HET ARTISTIEKE GEHEUGEN VAN MONPARNASSE

Avenue du Maine 21


Op een steenworp afstand van het bruisende treinstation van Montparnasse ligt verscholen, ter hoogte van nummer 21 van de Avenue du Maine, een doodlopend steegje vol met rustieke werkplaatsen, verborgen achter wilde wingerds en blauwe regen. Een wonderbaarlijk bewaard gebleven overblijfsel uit de tijd van La Bohème, het artiestenwereldje van Montparnasse. Toen rond 1900 dichters, schrijvers, kunstenaars en politieke vluchtelingen massaal verhuisden van Montmartre naar de linkeroever, naar het dorp Montparnasse. Het wordt bijna in geen enkele reisgids omschreven; de Chemin du Montparnasse. Grote erkers, houten panelen, door de tijd verweerde gebouwen, onsamenhangende straatstenen, acacia’s, clematis, rododendrons, kamperfoelie, bamboe en seringen, katten die zich koesteren in de zon. Er heerst hier een zoetheid van leven uit een lang vervlogen tijd. Het is een plaats van herinnering, een kruispunt waar kunstschilders, beeldhouwers en fotografen heden ten dage nog steeds verblijven.

 

Chemin du Montparnasse; er heerst hier een zoetheid van leven uit een lang vervlogen tijd




In het midden van de 19e eeuw werd aan de Avenue du Maine een postkantoor opgericht met daarbij een koetsiersherberg van waaruit postkoetsen naar het westen van Frankrijk vertrokken. Dit stukje Avenue du Maine heette toen ‘Chaussée du Maine’, en het pad dat deze route naar buiten verlengde, kreeg later dezelfde naam tot 1877. Het zijn moderne tijden en de komst van de treinen vervangen definitief de postkoetsen. Het postkantoor verliest zijn functie en maakt plaats voor een vastgoed project. Joseph Roux, gerechtsadvocaat en erfgenaam van de Chaussée du Maine liet er in 1901 ongeveer dertig ateliers voor kunstenaars en ambachtslieden bouwen met gerecyclede materialen van de recente Wereldtentoonstelling.

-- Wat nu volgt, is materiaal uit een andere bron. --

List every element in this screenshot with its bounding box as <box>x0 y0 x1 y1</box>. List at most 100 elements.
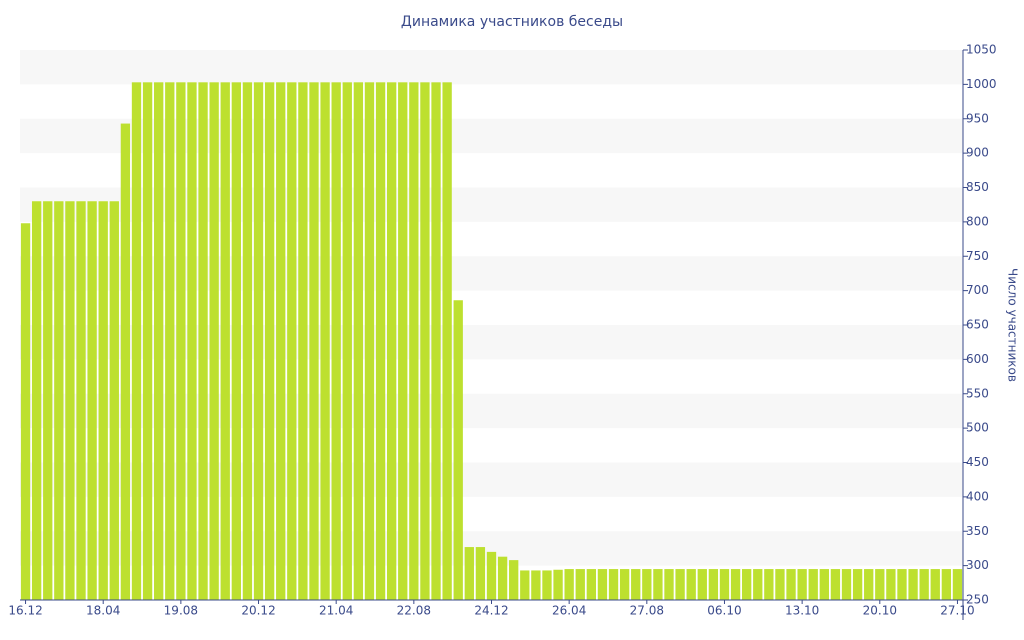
bar <box>98 201 108 600</box>
bar <box>220 82 230 600</box>
x-tick-label: 20.12 <box>241 604 275 618</box>
y-tick-label: 950 <box>966 111 989 125</box>
bar <box>808 569 818 600</box>
bar <box>509 560 519 600</box>
x-tick-label: 27.10 <box>940 604 974 618</box>
bar <box>398 82 408 600</box>
bar <box>653 569 663 600</box>
y-tick-label: 400 <box>966 489 989 503</box>
bar <box>298 82 308 600</box>
bar <box>342 82 352 600</box>
bar <box>353 82 364 600</box>
y-tick-label: 300 <box>966 558 989 572</box>
bar <box>841 569 852 600</box>
bar <box>54 201 64 600</box>
bar <box>309 82 319 600</box>
bar <box>131 82 142 600</box>
x-tick-label: 21.04 <box>319 604 353 618</box>
bar <box>941 569 952 600</box>
bar <box>331 82 341 600</box>
bar <box>819 569 829 600</box>
y-tick-label: 1000 <box>966 77 997 91</box>
bar <box>386 82 397 600</box>
bar <box>287 82 297 600</box>
bar <box>952 569 963 600</box>
bar <box>908 569 918 600</box>
bar <box>742 569 752 600</box>
bar <box>520 570 530 600</box>
bar <box>608 569 619 600</box>
y-tick-label: 900 <box>966 146 989 160</box>
x-tick-label: 06.10 <box>707 604 741 618</box>
bar <box>930 569 940 600</box>
bar <box>364 82 375 600</box>
bar <box>730 569 741 600</box>
bar <box>830 569 841 600</box>
bar <box>31 201 42 600</box>
bar <box>897 569 907 600</box>
bar <box>276 82 286 600</box>
bar <box>420 82 430 600</box>
bar <box>76 201 86 600</box>
x-tick-label: 27.08 <box>630 604 664 618</box>
bar <box>642 569 652 600</box>
bar <box>187 82 197 600</box>
bar <box>154 82 164 600</box>
bar <box>675 569 685 600</box>
bar <box>697 569 707 600</box>
bar <box>597 569 608 600</box>
bar <box>442 82 452 600</box>
bar <box>875 569 885 600</box>
bar <box>253 82 264 600</box>
bar <box>764 569 774 600</box>
bar <box>120 123 131 600</box>
bar <box>198 82 208 600</box>
y-tick-label: 500 <box>966 421 989 435</box>
x-tick-label: 13.10 <box>785 604 819 618</box>
bar <box>553 569 563 600</box>
x-tick-label: 22.08 <box>397 604 431 618</box>
bar <box>464 547 474 600</box>
bar <box>475 547 486 600</box>
x-tick-label: 18.04 <box>86 604 120 618</box>
bar <box>176 82 186 600</box>
y-tick-label: 800 <box>966 214 989 228</box>
grid-band <box>20 50 963 85</box>
bar <box>919 569 929 600</box>
bar <box>320 82 330 600</box>
bar <box>886 569 896 600</box>
y-tick-label: 750 <box>966 249 989 263</box>
x-tick-label: 26.04 <box>552 604 586 618</box>
bar <box>664 569 674 600</box>
bar <box>486 551 497 600</box>
bar <box>20 223 31 600</box>
bar <box>786 569 796 600</box>
bar <box>43 201 53 600</box>
bar <box>775 569 785 600</box>
bar <box>409 82 419 600</box>
y-tick-label: 250 <box>966 593 989 607</box>
bar <box>564 569 574 600</box>
y-tick-label: 850 <box>966 180 989 194</box>
bar <box>719 569 730 600</box>
bar <box>619 569 630 600</box>
x-tick-label: 19.08 <box>164 604 198 618</box>
y-tick-label: 1050 <box>966 43 997 57</box>
bar <box>142 82 153 600</box>
bar <box>87 201 97 600</box>
y-tick-label: 350 <box>966 524 989 538</box>
bar <box>165 82 175 600</box>
bar <box>864 569 874 600</box>
bar <box>753 569 763 600</box>
x-tick-label: 24.12 <box>474 604 508 618</box>
bar <box>686 569 696 600</box>
bar <box>431 82 441 600</box>
bar <box>708 569 719 600</box>
y-tick-label: 600 <box>966 352 989 366</box>
bar <box>575 569 585 600</box>
bar <box>209 82 219 600</box>
y-tick-label: 550 <box>966 386 989 400</box>
y-tick-label: 700 <box>966 283 989 297</box>
y-tick-label: 450 <box>966 455 989 469</box>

De ‘hutten’ van slechte kwaliteit worden voor weinig geld verhuurd aan brakke kunstschilders, beeldhouwers en andere ambachtslieden op zoek naar goedkope onderkomens.

 

Marie Vassilieff


In 1908 opende de Russische kunstschilderes Marie Vassilieff een Russische academie aan de Avenue du Maine 54. De voortdurende ruzies met de bewoners brachten haar ertoe om te verhuizen naar de Chemin du Montparnasse. Zij creëerde daar een nieuwe ontmoetingsplaats voor de in die tijd geldende artistieke avant-garde waaronder Erik Satie, Henri Matisse, Amadeo Modigliani, Ossip Zadkine en Chaïm soutine. Een intense creatieve gisting. Tijdens de Eerste Wereldoorlog opende Marie Vassilieff, bewust van de materiele moeilijkheden waarmee kunstenaars in tijden van conflict te kampen hadden, een kantine met volledige maaltijden en wijn waar Picasso, Braque, Légèr, Matisse en vele anderen voor een paar centen kwamen eten. Vastgelegd door Marie Vassilieff in 1917 op een schilderij genaamd ‘Les cantines des artistes’.

 

Les cantines des artistes’ - Marie Vassilieff


Al snel groeit dit uit tot een soort van ‘besloten club’ waar de avondklok niet telt. Vladimir Iljitsj Oeljanov, beter bekend onder zijn pseudoniem Lenin komt hier om de Grote Avond voor te bereiden en Trotski pijnigt er zijn hersens over de manier om Stalin te beletten de Russische revolutie te laten ontsporen. Dit veroorzaakt enig ‘ongemak’ bij de Mairie (het stadhuis) en Vassilieff moet voor een oorlogsraad verschijnen, wat haar een aantal maanden gevangenisstraf oplevert. Intussen passeert in de Chemin du Montparnasse de gehele artistieke avant-garde. Waaronder Aïcha Goblet, het beroemdste zwarte model uit Montparnasse, favoriet van vele kunstschilders die de ‘School van Parijs’ vormden waaronder:  Guillaume Apollinaire, Maurice Utrillo, Constantin Brancusi, Amadeo Modigliani, Tsugouharu Foujita, Pablo Picasso, Georges Braque, Jean Cocteau, Fernand Léger, Max Jacob , Raymond Radiguet, Henri Matisse en vele anderen. In 1929 verlaat Maria Vassilieff haar Atelier.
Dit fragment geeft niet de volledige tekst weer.